Dans cette configuration on oublie totalement qu’il y a un ordinateur derrière les claviers, et on se rapproche vraiment beaucoup des sensations de l’orgue.

Restent quelques améliorations à apporter :
 la finition de la caisse qui sent le bricoleur inexpérimenté !
 un jeu de tirettes, c’est bien, mais avec un deuxième pour le clavier inférieur, ça sera mieux (on laisse la place pour) ;
 sur les petites enceintes, ça manque de basses, et sur l’ampli de basses, ça manque d’aigus. Et ma carte son basique ne possède qu’une sortie ;
 une pédale de volume ;
 dans un avenir plus lointain, un pédalier.

Cette seconde version a aussi fait changer un peu ma perception du projet : le plaisir de faire et d’améliorer, devenant plus important que l’objet terminé (en mettant de l’argent de côté ou en revendant quelques instruments un Viscount Legend n’est pas inaccessible, et tout de même mieux fini...) Pour un gars qui déteste généralement le bricolage et dont la compétence dans ce domaine se résumait à changer une ampoule électrique, c’est une sensation nouvelle, et pas désagréable.

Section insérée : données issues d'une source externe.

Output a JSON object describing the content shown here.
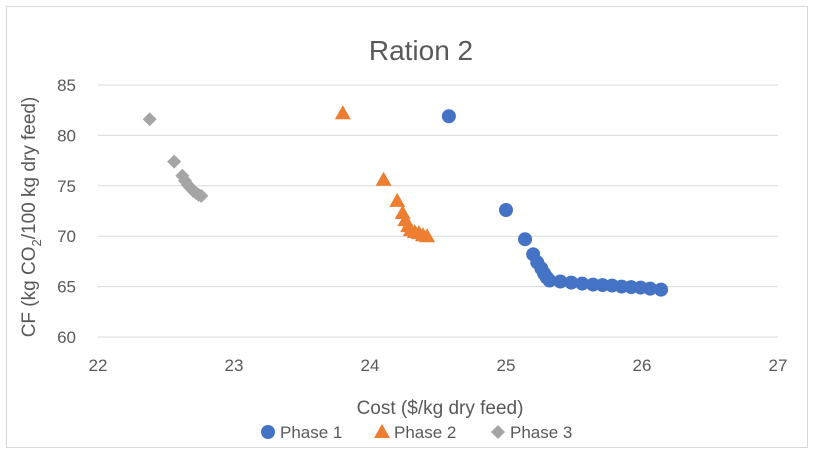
{
  "chart_data": {
    "type": "scatter",
    "title": "Ration 2",
    "xlabel": "Cost ($/kg dry feed)",
    "ylabel_parts": [
      "CF (kg CO",
      "2",
      "/100 kg dry feed)"
    ],
    "xlim": [
      22,
      27
    ],
    "ylim": [
      60,
      85
    ],
    "xticks": [
      "22",
      "23",
      "24",
      "25",
      "26",
      "27"
    ],
    "yticks": [
      "60",
      "65",
      "70",
      "75",
      "80",
      "85"
    ],
    "grid": true,
    "legend_position": "bottom",
    "series": [
      {
        "name": "Phase 1",
        "marker": "circle",
        "color": "#4472C4",
        "points": [
          [
            24.58,
            81.9
          ],
          [
            25.0,
            72.6
          ],
          [
            25.14,
            69.7
          ],
          [
            25.2,
            68.2
          ],
          [
            25.23,
            67.4
          ],
          [
            25.26,
            66.8
          ],
          [
            25.28,
            66.3
          ],
          [
            25.3,
            65.9
          ],
          [
            25.32,
            65.6
          ],
          [
            25.4,
            65.5
          ],
          [
            25.48,
            65.4
          ],
          [
            25.56,
            65.3
          ],
          [
            25.64,
            65.2
          ],
          [
            25.71,
            65.15
          ],
          [
            25.78,
            65.1
          ],
          [
            25.85,
            65.0
          ],
          [
            25.92,
            64.95
          ],
          [
            25.99,
            64.9
          ],
          [
            26.06,
            64.8
          ],
          [
            26.14,
            64.7
          ]
        ]
      },
      {
        "name": "Phase 2",
        "marker": "triangle",
        "color": "#ED7D31",
        "points": [
          [
            23.8,
            82.2
          ],
          [
            24.1,
            75.6
          ],
          [
            24.2,
            73.5
          ],
          [
            24.24,
            72.3
          ],
          [
            24.26,
            71.6
          ],
          [
            24.28,
            71.0
          ],
          [
            24.3,
            70.6
          ],
          [
            24.33,
            70.4
          ],
          [
            24.36,
            70.3
          ],
          [
            24.39,
            70.1
          ],
          [
            24.42,
            70.0
          ]
        ]
      },
      {
        "name": "Phase 3",
        "marker": "diamond",
        "color": "#A5A5A5",
        "points": [
          [
            22.38,
            81.6
          ],
          [
            22.56,
            77.4
          ],
          [
            22.62,
            76.0
          ],
          [
            22.64,
            75.5
          ],
          [
            22.66,
            75.1
          ],
          [
            22.68,
            74.8
          ],
          [
            22.7,
            74.5
          ],
          [
            22.72,
            74.3
          ],
          [
            22.74,
            74.1
          ],
          [
            22.76,
            74.0
          ]
        ]
      }
    ]
  }
}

Pour toutes ces raisons, il faut envisager une...

Version 3
À suivre !


[1Edit : je viens d’en monter un second pour le clavier inférieur, et je modère un peu cet avis. Il y a beaucoup de soudures à faire sur les connecteurs ; c’est très petit, et une soudure mal faite ça ne marche pas. J’y suis arrivé du premier coup la première fois, mais pour la seconde, après moult reprises de soudures. Une bonne loupe aide beaucoup, ne pas s’en priver. Ça vaut aussi le coup d’effectuer la programmation de l’Arduino avant de fermer le boîtier, pour les tests (avec aseqdump). En cas de problème, reprendre soudure par soudure en testant à chaque fois. Et en cas de problème avec l’upload sur l’Arduino, vérifiez (sous Linux) que votre compte utilisateur est bien dans le groupe dialout. Si vous n’avez pas d’expérience en électronique, ni l’envie de bricoler vous-même, acheter le contrôleur tout monté, c’est la sécurité.